Friday, May 13, 2011

The Texas Jobs Machine

Eleven of the top 25 cities on Forbes's "Best Cities for Jobs" list (which ranked all 398 standard metropolitan areas in the United States) are in Texas. That includes four of the top five large cities, three of the top five mid-sized cities, and three of the top five small cities. Bryan-College Station, home of Texas A&M and a new biomedical research corridor among other enterprise development areas, is fourth overall in the nation.
[N]o place displayed more vibrancy than Texas. The Lone Star State dominated the three size categories, with the No. 1 mid-sized city, El Paso (No. 3 overall, up 22 places from last year) and No.1 large metropolitan area Austin (No. 6 overall), joining Killeen-Temple-Fort Hood (the No. 1 small city) atop their respective lists.

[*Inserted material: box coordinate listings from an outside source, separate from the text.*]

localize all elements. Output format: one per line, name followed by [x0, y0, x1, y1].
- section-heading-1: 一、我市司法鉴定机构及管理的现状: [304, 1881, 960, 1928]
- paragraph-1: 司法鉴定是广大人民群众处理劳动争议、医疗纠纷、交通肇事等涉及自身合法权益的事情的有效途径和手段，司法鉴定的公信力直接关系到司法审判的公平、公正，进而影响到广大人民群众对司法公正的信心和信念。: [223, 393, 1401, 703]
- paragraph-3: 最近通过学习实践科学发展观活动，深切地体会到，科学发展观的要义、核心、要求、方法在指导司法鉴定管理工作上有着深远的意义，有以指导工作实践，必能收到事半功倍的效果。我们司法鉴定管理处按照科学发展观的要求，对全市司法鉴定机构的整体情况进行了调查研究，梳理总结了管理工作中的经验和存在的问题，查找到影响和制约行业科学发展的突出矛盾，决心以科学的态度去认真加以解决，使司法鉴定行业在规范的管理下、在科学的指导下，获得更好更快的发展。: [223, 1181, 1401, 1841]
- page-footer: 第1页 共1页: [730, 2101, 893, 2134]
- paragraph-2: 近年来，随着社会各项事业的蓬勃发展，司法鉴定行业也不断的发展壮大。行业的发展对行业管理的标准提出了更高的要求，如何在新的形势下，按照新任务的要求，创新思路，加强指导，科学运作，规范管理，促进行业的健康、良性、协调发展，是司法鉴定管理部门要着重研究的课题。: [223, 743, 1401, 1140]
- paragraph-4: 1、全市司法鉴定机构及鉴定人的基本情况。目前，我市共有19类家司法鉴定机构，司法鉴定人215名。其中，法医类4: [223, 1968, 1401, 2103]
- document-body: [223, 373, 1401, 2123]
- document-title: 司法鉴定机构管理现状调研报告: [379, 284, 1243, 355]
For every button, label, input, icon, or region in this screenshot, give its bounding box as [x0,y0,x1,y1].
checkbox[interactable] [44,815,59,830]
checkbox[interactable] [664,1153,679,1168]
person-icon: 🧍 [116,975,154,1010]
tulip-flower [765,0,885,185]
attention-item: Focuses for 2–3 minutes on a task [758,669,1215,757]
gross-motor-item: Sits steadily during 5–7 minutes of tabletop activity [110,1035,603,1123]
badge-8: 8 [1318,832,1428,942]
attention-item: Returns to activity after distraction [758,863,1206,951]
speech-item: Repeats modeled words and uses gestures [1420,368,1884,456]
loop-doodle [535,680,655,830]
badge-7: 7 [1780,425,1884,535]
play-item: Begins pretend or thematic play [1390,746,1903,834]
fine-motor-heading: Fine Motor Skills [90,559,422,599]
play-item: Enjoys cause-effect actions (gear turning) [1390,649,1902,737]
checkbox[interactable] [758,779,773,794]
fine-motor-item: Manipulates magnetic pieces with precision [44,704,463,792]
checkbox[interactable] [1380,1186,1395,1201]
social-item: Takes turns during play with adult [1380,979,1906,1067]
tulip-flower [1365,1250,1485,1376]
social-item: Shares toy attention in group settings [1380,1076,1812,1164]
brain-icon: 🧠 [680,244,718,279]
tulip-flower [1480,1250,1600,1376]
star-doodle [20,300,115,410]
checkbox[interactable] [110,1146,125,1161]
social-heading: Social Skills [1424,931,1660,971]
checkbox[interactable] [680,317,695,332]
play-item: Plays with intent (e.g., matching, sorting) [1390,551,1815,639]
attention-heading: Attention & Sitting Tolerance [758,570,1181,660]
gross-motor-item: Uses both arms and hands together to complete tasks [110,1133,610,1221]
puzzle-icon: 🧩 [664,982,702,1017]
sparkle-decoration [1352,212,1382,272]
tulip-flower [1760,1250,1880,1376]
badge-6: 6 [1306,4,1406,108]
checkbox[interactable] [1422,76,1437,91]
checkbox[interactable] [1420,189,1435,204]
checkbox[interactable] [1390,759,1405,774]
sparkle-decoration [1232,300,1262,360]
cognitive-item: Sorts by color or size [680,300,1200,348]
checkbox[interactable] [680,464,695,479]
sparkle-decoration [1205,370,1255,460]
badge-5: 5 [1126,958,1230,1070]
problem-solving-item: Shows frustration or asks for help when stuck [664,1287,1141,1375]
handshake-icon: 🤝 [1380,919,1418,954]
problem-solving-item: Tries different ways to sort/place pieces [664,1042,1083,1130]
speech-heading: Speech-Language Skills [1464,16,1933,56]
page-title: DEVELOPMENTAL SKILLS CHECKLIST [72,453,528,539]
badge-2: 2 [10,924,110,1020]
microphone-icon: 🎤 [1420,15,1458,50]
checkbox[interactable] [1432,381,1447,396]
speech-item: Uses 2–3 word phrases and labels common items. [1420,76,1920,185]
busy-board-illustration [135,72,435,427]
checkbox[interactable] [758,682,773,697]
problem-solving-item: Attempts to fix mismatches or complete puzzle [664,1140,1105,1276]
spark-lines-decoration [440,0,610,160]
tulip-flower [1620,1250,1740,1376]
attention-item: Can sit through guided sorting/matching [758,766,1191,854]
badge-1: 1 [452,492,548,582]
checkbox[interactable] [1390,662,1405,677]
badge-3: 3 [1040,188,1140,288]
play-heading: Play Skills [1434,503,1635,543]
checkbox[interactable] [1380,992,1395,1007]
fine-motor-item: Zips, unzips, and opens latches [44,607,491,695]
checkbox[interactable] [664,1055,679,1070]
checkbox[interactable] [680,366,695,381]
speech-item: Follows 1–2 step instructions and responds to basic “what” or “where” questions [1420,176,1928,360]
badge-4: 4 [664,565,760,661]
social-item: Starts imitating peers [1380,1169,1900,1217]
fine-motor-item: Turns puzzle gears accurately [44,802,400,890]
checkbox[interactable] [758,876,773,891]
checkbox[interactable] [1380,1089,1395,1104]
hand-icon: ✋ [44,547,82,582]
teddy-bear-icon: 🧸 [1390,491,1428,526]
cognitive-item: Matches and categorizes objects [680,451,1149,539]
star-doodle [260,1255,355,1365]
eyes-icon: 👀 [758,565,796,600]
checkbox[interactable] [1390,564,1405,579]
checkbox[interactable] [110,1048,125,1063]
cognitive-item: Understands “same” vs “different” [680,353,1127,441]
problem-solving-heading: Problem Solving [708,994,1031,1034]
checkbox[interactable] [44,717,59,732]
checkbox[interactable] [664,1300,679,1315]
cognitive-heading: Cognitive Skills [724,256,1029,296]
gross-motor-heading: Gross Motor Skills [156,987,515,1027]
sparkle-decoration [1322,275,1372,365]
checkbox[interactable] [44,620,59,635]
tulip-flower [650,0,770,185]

Texas also produced three other of the top 10 smallest regions, including energy-dominated No. 4 Midland, which gained 41 places overall, and No. 10 Odessa, whose economy jumped a remarkable 57 places. It also added two other mid-size cities to its belt: No. 2 Corpus Christi and No. 4 McAllen-Edinburgh-Mission.
In contrast, California continues to stink it up.
Whatever they are drinking in Texas, other states may want to imbibe. California–which boasted zero regions in the top 150–is a prime example. Indeed, a group of California officials, led by Lt. Gov. Gavin Newsom, recently trekked to the Lone Star State to learn possible lessons about what drives job creation. Gov. Jerry Brown and others in California’s hierarchy may not be ready to listen, despite the fact that the city Brown formerly ran, Oakland, ranked absolute last, No. 65, among the big metros in our survey, two places behind perennial also-ran No. 63 Detroit-Livonia-Dearborn, Mich.
Paul Krugman may not care to admit it, but Texas is, by far, the biggest center for job creation in the country.